I rarely get a break from this and if I try to vent to him. He's like you hate me and everyone hates me. I bet you wish I never was born.   I can't walk away because he does the choking himself with his hands.

 

It's an everyday battle,I even have to put silverware way at the far back because he tried to get himself with fork and knife. Then a couple days ago he tried to cut himself with a potato peeler. 

 

He doesn't want to do only sit down games he wants pillow fighting and blanket fighting continously which is pretty much a rough player but then always claims the rules of any games we play even if it means he's cheating on those games,board games,card games,

 

If you try to say he's wrong he will sulk,get angry,and throw the board, and cards all over.

post #13 of 38

You sound really stuck. You've got to get a break for yourself and it sounds like some sort of therapy. Do you have any resources for that? 

post #14 of 38
Thread Starter 

I get a 6 hr free Me time M-F when he's at school due to being a  SAHM.

post #15 of 38

Can you use that time to read some parenting books? I can recommend some. It sounds like you really need a perspective shift. What are your favorite parenting books to date? 

post #16 of 38
Quote:
Originally Posted by Mom2Brendan View Post

 

 

He doesn't want to do only sit down games he wants pillow fighting and blanket fighting continously which is pretty much a rough player but then always claims the rules of any games we play even if it means he's cheating on those games,board games,card games,

 

 

This part made me think of Lawrence Cohen's Playful Parenting. I love how he went with the contact-style stuff.

post #17 of 38
Thread Starter 

I have time for books so what parenting books do you recommend and any that has advice for homework ? I don't know what his attitude is like whateva when it comes to homework had 12 days to do it and zippo

post #18 of 38

This series of books is the reason I don't abuse my children: http://www.amazon.com/Your-Eight-Year-Old-Outgoing/dp/0440506816   This author goes through every developmental bump.
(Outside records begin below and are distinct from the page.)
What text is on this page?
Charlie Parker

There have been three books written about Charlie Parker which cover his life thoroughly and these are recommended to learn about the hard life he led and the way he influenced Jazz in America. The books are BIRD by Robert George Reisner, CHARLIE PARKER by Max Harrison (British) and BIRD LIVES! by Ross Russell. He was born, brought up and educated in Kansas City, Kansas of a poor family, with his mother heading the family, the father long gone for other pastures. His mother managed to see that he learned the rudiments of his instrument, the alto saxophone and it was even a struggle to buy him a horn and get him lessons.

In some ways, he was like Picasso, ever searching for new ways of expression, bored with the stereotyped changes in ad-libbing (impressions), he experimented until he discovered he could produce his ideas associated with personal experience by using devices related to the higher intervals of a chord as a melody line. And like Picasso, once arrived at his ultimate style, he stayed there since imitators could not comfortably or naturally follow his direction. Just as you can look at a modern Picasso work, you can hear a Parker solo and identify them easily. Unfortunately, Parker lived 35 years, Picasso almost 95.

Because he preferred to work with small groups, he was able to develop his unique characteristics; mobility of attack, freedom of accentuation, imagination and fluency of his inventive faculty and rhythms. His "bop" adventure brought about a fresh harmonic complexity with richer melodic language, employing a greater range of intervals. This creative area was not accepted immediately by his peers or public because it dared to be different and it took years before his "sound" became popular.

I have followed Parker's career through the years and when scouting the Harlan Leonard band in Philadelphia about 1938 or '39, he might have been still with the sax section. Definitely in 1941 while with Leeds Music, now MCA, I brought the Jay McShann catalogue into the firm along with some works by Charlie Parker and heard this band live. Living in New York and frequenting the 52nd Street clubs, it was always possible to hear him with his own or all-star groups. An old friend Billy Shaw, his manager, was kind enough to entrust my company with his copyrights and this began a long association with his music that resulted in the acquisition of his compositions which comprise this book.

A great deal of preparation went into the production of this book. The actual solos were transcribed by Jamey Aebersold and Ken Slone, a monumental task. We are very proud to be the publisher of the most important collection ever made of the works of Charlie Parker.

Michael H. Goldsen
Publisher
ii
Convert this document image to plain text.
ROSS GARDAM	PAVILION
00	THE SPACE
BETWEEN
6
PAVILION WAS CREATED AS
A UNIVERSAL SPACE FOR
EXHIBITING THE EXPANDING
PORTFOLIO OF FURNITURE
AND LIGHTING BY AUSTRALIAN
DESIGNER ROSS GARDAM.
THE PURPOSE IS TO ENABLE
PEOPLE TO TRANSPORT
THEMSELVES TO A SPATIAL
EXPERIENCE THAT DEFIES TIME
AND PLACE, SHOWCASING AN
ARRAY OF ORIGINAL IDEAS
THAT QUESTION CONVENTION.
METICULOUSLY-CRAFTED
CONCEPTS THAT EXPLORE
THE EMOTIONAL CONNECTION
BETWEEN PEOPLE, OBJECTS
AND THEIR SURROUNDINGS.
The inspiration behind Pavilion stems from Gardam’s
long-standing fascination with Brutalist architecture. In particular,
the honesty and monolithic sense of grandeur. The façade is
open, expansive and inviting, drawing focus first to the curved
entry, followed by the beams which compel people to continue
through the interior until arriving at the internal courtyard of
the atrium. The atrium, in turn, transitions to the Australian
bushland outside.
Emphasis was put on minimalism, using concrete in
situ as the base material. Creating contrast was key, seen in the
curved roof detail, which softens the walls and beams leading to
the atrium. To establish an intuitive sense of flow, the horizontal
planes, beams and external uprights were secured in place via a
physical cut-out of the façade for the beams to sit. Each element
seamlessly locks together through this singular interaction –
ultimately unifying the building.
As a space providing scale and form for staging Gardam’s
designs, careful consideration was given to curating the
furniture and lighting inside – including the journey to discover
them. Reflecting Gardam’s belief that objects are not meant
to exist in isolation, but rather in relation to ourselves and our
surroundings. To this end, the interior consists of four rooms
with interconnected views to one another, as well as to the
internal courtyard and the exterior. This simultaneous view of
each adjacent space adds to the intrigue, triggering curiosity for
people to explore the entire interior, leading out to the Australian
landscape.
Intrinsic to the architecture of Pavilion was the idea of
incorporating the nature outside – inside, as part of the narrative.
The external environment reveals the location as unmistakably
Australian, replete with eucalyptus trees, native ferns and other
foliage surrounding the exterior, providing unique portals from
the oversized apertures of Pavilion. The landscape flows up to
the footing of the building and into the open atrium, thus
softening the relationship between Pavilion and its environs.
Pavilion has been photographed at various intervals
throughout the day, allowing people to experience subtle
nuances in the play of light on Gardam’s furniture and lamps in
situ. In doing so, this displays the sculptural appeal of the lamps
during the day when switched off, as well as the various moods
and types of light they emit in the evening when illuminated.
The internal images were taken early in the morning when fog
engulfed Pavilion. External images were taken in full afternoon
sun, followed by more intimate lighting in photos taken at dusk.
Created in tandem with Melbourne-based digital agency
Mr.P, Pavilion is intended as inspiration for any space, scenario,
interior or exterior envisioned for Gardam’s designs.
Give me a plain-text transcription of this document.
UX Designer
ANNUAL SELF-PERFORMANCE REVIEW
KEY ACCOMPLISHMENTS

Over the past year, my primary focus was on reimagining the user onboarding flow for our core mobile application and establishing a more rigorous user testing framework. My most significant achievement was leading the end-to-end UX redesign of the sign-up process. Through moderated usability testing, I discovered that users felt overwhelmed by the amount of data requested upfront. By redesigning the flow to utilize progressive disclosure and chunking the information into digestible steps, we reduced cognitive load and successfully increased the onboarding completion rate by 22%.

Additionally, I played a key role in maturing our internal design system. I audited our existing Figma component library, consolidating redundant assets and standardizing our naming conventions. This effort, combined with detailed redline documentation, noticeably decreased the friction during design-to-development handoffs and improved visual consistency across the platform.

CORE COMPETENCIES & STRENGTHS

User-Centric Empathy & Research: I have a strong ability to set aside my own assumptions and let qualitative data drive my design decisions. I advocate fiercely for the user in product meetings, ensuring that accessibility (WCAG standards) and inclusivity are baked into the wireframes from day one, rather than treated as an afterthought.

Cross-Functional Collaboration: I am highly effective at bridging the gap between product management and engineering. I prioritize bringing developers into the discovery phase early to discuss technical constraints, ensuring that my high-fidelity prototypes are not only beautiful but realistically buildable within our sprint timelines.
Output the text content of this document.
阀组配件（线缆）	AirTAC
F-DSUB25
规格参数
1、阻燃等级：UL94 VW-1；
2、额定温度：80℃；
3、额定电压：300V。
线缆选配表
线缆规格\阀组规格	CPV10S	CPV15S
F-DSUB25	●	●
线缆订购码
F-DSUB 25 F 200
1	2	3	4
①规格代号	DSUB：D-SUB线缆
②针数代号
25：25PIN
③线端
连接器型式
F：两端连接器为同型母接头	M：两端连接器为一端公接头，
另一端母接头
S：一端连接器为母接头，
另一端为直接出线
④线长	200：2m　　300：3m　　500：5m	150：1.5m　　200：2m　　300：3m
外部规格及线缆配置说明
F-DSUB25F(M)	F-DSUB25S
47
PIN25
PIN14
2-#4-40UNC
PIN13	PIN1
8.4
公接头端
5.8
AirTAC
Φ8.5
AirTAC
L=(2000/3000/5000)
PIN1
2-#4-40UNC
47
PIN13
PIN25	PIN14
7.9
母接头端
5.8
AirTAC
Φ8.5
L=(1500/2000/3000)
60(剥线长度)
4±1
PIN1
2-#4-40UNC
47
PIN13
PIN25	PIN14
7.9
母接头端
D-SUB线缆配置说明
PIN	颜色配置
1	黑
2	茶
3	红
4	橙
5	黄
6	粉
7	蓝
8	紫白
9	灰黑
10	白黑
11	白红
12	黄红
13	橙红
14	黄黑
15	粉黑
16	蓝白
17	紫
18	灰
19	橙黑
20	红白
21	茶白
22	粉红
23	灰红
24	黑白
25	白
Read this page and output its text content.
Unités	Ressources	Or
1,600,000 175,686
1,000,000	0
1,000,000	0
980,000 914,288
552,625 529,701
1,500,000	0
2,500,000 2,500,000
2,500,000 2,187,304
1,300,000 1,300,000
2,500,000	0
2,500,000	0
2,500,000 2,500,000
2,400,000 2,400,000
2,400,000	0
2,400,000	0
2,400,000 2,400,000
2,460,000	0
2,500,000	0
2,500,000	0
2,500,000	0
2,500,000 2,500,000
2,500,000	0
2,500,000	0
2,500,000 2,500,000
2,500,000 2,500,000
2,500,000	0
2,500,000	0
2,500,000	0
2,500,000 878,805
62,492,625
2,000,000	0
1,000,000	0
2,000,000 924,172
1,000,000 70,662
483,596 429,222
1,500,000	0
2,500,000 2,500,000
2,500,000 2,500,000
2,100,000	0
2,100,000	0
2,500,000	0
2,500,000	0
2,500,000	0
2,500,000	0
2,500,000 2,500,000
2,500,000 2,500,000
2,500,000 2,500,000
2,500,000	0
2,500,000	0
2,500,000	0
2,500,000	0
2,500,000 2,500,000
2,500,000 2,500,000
She gives very good advice. She's practical, gentle, and pragmatic. Her advice for three year olds is "Stick them in daycare so no one gets hurt. They'll be fine again at four and if you want you can take them back out of preschool." That was AWESOME advice! heh.

 

I am also really enjoying Giving the Love that Heals.

post #19 of 38

I second the Louise Bates Aimes books. 

 

Also read "Parent Effectiveness Training". That book is kind of dense. I'd read it like a research paper and take lots of notes. They also have classes, which are wonderful. 

 

"How to Talk So Kids Will Listen and Listen So Kids Will Talk" is an oft recommended book for that age. 

 

I love "Becoming the Parent You Want to Be" but that may be for parents of younger kids. 

 

A good child development book is useful. 

 

For homework, build it into your routine. And do it along with him. Either help or read your parenting books. Do it every day at the same time. Provide a nice snack and some exercise before. Make it a nice spot with a good chair and nice lighting. 

 

Also, once you make these big changes (like some of the ones I suggested above) you will need to adjust your expectations. Kids live up...and down to our expectations of them. I know it's hard to change when things have gotten this bad. Make some changes, clean the slate and start again with positive expectations. 

 

Take responsibility as the adult in the relationship for how bad things have gotten or get some help if you feel it is beyond your control. Talk to the teacher, school councelor or your pediatrician if you feel the violence and self-harm is beyond your scope. 

post #20 of 38
Thread Starter 

Read this book already How to Talk So Kids Will Listen and Listen So Kids Will Talk" it won't work for him.